Updated

The U.S. Embassy and two consulates in Pakistan reopened Monday but it was not clear when business would resume at the consulate office in Karachi, where a deadly car bomb killed 12 people and injured 44 last week.

More than two dozen FBI agents joined Pakistani investigators over the weekend in videotaping and photographing the area to reconstruct Friday's massive blast, which killed 11 people instantly. A police constable injured in the blast died Sunday.

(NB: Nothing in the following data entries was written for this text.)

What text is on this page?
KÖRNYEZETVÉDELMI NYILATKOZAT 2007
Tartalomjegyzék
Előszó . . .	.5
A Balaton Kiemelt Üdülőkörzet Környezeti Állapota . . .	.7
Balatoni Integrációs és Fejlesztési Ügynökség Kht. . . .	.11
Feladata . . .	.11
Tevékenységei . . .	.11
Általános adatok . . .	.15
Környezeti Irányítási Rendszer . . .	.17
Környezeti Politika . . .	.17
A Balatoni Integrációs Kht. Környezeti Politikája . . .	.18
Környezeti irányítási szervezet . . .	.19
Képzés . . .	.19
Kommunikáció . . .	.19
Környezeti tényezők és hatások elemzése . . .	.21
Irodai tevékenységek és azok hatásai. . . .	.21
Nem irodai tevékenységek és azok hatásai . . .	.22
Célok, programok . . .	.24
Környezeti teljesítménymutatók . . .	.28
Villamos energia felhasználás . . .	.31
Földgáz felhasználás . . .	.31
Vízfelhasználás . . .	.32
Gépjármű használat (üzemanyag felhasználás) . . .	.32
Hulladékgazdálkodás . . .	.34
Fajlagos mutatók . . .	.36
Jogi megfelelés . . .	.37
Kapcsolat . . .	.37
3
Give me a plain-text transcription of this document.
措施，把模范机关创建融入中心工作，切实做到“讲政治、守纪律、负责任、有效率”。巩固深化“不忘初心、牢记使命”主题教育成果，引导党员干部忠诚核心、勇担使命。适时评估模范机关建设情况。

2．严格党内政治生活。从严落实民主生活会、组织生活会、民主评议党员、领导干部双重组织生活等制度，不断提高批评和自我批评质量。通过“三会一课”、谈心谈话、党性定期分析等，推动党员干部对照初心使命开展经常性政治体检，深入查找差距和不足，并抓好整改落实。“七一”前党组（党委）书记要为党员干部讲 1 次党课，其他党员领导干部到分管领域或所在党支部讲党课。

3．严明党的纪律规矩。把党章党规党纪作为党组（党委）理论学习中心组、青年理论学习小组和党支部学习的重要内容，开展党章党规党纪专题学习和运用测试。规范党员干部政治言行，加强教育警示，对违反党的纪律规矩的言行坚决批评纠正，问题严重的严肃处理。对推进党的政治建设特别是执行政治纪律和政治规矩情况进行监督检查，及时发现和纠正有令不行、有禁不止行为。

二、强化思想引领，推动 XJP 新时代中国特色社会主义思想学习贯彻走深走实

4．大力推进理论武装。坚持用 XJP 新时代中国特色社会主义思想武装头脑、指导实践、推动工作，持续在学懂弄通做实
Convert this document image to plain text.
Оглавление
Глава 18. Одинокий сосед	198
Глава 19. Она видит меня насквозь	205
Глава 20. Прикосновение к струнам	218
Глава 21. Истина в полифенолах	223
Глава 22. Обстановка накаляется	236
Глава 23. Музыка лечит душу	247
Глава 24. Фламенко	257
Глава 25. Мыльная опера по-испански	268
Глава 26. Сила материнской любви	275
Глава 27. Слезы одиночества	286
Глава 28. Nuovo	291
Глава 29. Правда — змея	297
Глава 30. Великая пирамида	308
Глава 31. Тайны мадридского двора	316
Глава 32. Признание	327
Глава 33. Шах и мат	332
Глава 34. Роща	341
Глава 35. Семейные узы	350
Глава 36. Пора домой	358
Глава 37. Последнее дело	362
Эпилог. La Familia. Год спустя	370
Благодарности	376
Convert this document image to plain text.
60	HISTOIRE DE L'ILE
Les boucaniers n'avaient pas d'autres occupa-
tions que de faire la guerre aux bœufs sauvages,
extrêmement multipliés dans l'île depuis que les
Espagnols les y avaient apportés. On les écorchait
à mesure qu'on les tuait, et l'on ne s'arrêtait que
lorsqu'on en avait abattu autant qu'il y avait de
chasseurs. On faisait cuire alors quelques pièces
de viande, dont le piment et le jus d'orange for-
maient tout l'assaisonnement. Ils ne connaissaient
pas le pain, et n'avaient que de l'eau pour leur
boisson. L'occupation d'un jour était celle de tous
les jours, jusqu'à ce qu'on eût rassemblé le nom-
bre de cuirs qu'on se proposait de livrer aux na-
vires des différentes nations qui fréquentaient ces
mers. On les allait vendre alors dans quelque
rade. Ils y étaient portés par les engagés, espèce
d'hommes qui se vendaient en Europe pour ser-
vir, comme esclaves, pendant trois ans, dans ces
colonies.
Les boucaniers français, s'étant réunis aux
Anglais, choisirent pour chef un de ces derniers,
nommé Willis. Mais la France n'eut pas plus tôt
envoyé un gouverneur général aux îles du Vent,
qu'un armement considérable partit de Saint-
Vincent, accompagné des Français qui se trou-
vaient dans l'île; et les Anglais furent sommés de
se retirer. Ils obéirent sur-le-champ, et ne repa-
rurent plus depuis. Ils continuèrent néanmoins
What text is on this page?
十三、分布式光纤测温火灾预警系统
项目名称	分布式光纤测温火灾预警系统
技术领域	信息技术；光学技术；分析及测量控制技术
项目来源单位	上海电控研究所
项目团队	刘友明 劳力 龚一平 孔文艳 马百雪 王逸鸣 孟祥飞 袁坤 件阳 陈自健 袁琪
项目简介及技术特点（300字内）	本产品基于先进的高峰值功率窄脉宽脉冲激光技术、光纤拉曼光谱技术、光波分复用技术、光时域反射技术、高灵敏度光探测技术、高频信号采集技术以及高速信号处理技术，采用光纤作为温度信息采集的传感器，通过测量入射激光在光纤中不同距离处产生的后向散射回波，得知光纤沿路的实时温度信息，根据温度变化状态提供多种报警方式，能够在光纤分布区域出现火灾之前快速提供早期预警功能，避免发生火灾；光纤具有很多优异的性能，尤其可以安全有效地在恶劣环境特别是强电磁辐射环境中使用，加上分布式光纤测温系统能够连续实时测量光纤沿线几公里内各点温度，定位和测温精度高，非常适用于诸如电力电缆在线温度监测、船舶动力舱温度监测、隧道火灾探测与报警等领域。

No Americans were killed in the attack but a U.S. Marine guard and five Pakistani consulate employees were injured. All were expected to survive

The U.S. Embassy in Islamabad and consulates in Lahore and Peshawar, shut down after the attack Friday, reopened for business Monday.

"With the exception of the Consulate General in Karachi, all U.S. Mission facilities in Pakistan, including the embassy's consular section are operating normally today," an embassy spokeswoman said Monday.

She said a decision on reopening the Karachi consulate was expected, perhaps as early as Monday, following an assessment of the compound's structural integrity.

A previously unknown group called "al-Qanoon," or "The Law," claimed responsibility for the attack. The group faxed a message Sunday to the Pakistani newspaper Ummat calling on President Pervez Musharraf to resign. The group also threatened more attacks.

Police said they are taking al-Qanoon seriously. U.S. officials in Washington say they suspect Al Qaida or Islamic extremist groups affiliated with it, but have no direct evidence. Several Pakistani groups in Karachi have ties to Usama bin Laden's terror network and are angry that Musharraf sided with the United States in the war against terror.

Police have questioned three people so far, though no one has been taken into custody, said investigator Manzoor Mughal. The witnesses include a religious school student, a security guard and an auto mechanic, he said.

The student, identified as Riaz Uddin, was walking near the area when he was injured in the blast. Interviewed in the hospital, he told police he was a student at the Jamia Faruqia madrassa, an Islamic school.

Private security guard Sharif Ajnabi was in the park across the street from the consulate when the bomb went off.

The mechanic, who was not identified, works at a car shop owned by one of the victims of the blast, Syed Shafat Husain. Husain and his niece, Aliyah Warsi, a physician from Kenya, were killed as they left a hotel nearby, where they had booked a hall for her marriage to a Pakistani man.

The explosion blew a gaping hole in the wall surrounding the heavily guarded consulate, damaged or destroyed 18 cars, shattered windows a block away and sent debris flying half a mile. The devastation made it difficult to piece together events leading up to the bombing.

Officials first said they thought a suicide bomber was responsible. But attention has shifted to a driver's training school car that was carrying an instructor and three female students. Police said the bomb may have been stashed in the vehicle by someone who knew it would pass by the consulate and who detonated the explosives by radio from nearby.

The attack — the fourth against foreigners in Pakistan since January — also prompted the U.S. government to consider scaling back diplomatic staff in a country on the front line of the war against Al Qaida.